Is BPC-157 legal to compound after the lawsuit?

BPC-157 remained on the Category 2 restricted list after the September 2024 settlement, meaning it could not be legally compounded by 503A pharmacies at that time. However, it was included in the February 2026 announcement by HHS Secretary Kennedy as one of the peptides expected to return to Category 1 status. Final implementation of the reclassification is still pending formal regulatory action expected by March 2027.

What is the difference between Category 1 and Category 2 peptides?

Category 1 bulk drug substances can be legally used by compounding pharmacies to prepare medications under a physician's prescription. Category 2 substances are deemed to present "significant safety risks" and cannot be compounded by 503A pharmacies. The FDA determines category placement through a process that, under the Evexias settlement, must include Pharmacy Compounding Advisory Committee review and public input before restrictions take effect.

Are compounded peptides safe compared to FDA-approved versions?

Published evidence suggests compounded peptide products carry higher rates of quality problems than FDA-approved versions.
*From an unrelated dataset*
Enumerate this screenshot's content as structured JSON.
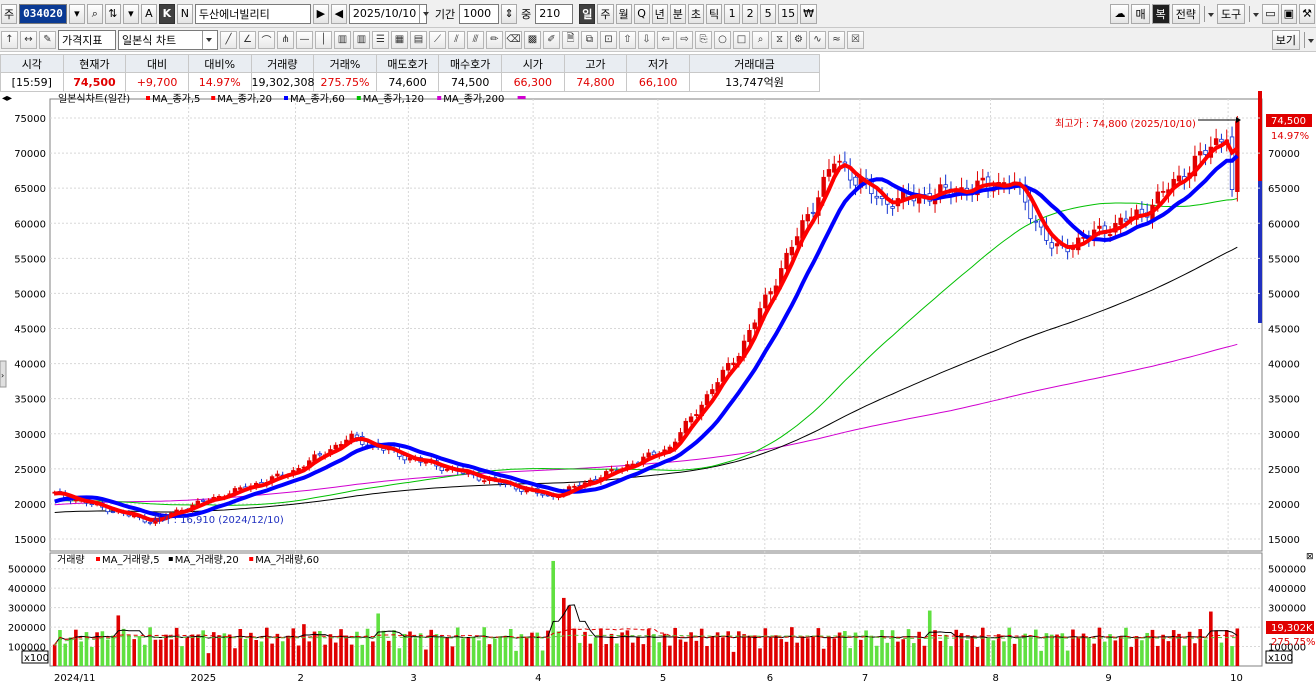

A 2026 pharmacovigilance analysis of 81,078 FAERS reports found compounded GLP-1 drugs had 48.92 times the odds of preparation errors and 19 times the odds of contamination compared to brand-name products (McCall et al., 2026). These findings reflect FAERS reporting limitations and cannot prove causation, but the magnitude of the difference is notable.

Can compounding pharmacies make peptides now?

Licensed compounding pharmacies operating under Section 503A of the FDCA can compound peptides that are on the Category 1 list or that are the active ingredient in an FDA-approved drug with a USP monograph. Following the February 2026 announcement, approximately 14 previously restricted peptides are expected to return to Category 1, which would allow compounding. The formal regulatory process is ongoing, with a final rule expected by March 2027.